To be handed in Tuesday
November 21 10 AM in my mailbox (old chemistry
211).
(1) Guide Trees
Use the links on http://www.stat.duke.edu/courses/Fall00/sta294/Links.html.
Go to ClustalW, and calculate a multiple alignment
of the following hemoglobin sequences
>HUMAN P012922
VLSPADKTNVKAAWGKVGAHAGEYGAEALERMFLSFPTTKTYFPHFDLSHGSAQVKGHGK
KVADALTNAVAHVDDMPNALSALSDLHAHKLRVDPVNFKLLSHCLLVTLAAHLPAEFTPA
VHASLDKFLASVSTVLTSKYR
>GORILLA P02024
VHLTPEEKSAVTALWGKVNVDEVGGEALGRLLVVYPWTQRFFESFGDLSTPDAVMGNPKV
KAHGKKVLGAFSDGLAHLDNLKGTFATLSELHCDKLHVDPENFKLLGNVLVCVLAHHFGK
EFTPPVQAAYQKVVAGVANALAHKYH
>MACACA P02027
VHLTPEEKNAVTTLWGKVNVDEVGGEALGRLLVVYPWTQRFFESFGDLSSPDAVMGNPKV
KAHGKKVLGAFSDGLNHLDNLKGTFAQLSELHCDKLHVDPENFKLLGNVLVCVLAHHFGK
EFTPQVQAAYQKVVAGVANALAHKYH
>LEMUR P02053
TLLSAEENAHVTSLWGKVDVEKVGGEALGRLLVVYPWTQRFFESFGDLSSPSAVMGNPKV
KAHGKKVLSAFSEGLHHLDNLKGTFAQLSELHCDKLHVDPQNFTLLGNVLVVVLAEHFGN
AFSPAVQAAFQKVVAGVANALAHKYH
>DONKEY P01959
VLSAADKTNVKAAWSKVGGNAGEFGAEALERMFLGFPTTKTYFPHFDLSHGSAQVKAHGK
KVGDALTLAVGHLDDLPGALSNLSDLHAHKLRVDPVNFKLLSHCLLSTLAVHLPNDFTPA
VHASLDKFLSSVSTVLTSKYR
(a) ClustalW calculates all pair wise alignment
scores and reports them in the Command output. Calculate a distance
table by using the (very ad hoc) formula: Distance=10/Score.

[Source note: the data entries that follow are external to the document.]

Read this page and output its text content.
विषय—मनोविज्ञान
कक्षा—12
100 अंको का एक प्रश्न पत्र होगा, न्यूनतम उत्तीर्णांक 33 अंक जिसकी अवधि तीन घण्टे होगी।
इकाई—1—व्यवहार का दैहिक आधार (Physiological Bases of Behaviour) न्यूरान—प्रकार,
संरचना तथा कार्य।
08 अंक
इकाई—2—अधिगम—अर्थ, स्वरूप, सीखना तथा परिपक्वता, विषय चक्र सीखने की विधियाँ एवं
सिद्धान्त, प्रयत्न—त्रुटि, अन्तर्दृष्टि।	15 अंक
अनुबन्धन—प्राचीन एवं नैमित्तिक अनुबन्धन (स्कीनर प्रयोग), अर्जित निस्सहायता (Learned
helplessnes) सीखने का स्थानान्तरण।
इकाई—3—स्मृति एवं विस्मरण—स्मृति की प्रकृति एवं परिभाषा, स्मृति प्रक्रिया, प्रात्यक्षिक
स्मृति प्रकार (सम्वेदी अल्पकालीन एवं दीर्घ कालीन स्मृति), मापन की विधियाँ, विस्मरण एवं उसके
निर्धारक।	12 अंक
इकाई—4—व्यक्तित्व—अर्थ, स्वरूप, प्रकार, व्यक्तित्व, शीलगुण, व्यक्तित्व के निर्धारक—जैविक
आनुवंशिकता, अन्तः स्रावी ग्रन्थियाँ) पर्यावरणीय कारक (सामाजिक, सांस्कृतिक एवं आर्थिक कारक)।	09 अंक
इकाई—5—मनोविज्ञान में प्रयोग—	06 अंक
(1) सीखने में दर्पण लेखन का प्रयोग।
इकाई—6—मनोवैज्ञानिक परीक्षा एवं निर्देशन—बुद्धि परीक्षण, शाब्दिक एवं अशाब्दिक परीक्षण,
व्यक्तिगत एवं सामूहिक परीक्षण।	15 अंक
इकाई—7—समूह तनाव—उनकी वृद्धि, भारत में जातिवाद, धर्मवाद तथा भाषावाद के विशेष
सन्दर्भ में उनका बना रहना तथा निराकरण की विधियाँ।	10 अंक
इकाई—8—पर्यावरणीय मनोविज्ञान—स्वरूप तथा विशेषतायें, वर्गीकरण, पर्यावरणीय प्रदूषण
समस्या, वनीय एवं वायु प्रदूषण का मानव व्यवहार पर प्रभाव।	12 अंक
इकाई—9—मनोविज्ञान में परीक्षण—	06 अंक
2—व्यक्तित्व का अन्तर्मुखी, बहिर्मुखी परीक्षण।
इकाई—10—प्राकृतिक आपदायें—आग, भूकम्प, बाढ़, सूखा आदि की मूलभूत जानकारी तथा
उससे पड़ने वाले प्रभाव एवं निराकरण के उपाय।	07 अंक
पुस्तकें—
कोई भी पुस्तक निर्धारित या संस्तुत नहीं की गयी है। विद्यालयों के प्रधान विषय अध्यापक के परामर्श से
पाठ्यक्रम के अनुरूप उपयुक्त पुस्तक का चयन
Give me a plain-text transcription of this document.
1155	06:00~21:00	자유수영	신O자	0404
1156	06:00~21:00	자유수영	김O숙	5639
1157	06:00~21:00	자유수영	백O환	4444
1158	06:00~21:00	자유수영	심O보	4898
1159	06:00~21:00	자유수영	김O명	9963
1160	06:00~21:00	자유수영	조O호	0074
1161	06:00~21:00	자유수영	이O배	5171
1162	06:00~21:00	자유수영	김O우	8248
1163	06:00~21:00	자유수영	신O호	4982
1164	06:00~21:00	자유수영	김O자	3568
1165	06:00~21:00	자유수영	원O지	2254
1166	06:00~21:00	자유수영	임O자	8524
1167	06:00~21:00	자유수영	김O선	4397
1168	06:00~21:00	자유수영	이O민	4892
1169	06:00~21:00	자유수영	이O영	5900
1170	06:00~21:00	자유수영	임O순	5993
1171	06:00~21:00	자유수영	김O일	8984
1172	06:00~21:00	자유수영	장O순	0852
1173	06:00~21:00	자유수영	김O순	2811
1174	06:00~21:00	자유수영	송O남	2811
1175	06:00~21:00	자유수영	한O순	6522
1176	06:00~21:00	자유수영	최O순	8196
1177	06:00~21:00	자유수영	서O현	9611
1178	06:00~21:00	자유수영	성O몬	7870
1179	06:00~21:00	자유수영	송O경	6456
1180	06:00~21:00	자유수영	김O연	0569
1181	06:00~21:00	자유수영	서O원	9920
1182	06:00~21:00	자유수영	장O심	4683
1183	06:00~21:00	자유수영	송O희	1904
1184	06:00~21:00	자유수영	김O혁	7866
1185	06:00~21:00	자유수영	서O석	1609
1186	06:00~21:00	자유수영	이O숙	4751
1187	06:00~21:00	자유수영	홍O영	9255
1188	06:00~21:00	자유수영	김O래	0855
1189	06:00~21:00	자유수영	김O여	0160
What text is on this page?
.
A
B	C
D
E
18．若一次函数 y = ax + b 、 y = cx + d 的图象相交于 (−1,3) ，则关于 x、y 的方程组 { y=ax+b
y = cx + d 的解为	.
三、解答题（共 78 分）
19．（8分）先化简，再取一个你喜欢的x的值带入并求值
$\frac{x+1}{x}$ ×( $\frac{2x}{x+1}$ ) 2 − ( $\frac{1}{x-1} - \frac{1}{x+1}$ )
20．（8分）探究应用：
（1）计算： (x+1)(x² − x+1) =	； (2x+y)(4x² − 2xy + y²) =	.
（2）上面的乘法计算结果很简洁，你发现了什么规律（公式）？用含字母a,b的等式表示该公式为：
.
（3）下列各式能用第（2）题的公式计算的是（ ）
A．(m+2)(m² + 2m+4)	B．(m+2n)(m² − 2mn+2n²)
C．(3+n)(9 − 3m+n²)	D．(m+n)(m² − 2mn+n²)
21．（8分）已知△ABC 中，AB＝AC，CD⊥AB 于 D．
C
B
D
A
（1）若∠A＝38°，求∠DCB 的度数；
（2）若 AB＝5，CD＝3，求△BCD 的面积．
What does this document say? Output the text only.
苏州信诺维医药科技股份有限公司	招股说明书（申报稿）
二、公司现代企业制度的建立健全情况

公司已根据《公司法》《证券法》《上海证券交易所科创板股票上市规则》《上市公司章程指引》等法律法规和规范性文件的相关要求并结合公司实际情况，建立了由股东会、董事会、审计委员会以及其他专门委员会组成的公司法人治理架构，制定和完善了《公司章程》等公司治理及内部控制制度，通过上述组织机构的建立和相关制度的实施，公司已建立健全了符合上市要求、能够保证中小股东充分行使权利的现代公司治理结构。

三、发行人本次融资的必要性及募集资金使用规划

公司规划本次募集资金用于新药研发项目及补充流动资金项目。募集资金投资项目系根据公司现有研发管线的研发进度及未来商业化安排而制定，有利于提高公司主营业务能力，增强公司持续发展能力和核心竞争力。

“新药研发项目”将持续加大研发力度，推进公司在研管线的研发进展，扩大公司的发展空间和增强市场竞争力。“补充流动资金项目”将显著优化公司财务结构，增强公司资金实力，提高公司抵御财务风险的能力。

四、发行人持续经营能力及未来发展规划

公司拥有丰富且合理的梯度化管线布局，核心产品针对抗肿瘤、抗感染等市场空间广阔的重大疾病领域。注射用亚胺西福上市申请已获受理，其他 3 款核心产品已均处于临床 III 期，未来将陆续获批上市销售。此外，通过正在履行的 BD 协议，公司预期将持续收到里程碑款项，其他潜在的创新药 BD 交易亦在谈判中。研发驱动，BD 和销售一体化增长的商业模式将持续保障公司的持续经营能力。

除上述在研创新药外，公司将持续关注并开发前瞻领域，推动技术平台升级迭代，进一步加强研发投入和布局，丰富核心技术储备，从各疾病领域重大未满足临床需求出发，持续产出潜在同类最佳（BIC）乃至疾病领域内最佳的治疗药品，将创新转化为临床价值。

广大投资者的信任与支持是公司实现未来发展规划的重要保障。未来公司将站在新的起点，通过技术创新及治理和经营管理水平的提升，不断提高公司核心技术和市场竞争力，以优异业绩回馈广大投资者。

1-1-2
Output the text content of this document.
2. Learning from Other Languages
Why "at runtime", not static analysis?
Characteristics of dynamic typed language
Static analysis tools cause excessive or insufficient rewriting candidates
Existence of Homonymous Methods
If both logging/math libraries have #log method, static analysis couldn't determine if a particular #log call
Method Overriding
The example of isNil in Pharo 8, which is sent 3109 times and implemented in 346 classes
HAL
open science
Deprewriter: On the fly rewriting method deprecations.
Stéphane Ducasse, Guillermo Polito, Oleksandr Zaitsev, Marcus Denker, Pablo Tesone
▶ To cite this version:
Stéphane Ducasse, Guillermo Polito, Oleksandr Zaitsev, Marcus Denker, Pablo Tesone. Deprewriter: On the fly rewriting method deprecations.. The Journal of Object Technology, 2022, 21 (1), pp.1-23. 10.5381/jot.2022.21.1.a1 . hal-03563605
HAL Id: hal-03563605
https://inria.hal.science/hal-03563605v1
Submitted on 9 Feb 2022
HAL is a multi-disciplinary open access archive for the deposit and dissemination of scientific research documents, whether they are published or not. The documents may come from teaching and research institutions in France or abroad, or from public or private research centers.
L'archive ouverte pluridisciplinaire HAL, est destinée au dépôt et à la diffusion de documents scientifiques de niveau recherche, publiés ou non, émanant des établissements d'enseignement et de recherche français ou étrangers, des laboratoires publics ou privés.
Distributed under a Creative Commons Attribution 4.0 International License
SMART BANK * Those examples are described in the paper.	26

(b) Calculate a guide tree using single linkage
clustering (follow the example given in class).
(c) Do you have any explanation for what you
observe? Do you think we need a different guide tree if we want to have
a good multiple alignment.
(2) Chimerical Alignment
Have a look at the following 3 sequences:
S1 ATTAG--GCATTAGCTTATG
S2 GTTGCCCTCAT----ATTCGTTC
--------------------------
S3 GTTCCCCCATTACCTTCTG
Obviously, the third sequences is very similar to the first sequences when it starts and then it becomes more similar to the second sequence. When aligning the third sequence to the first two in a progressive alignment step, it would be good if the alignment was determined by a pair wise comparison of S1 and S3 for the first half and then the reference sequence should be changed and the alignment is continued by aligning S2 and S3.
(a) Suppose there is only one change point: Describe
a dynamic programming algorithm that detects the change point.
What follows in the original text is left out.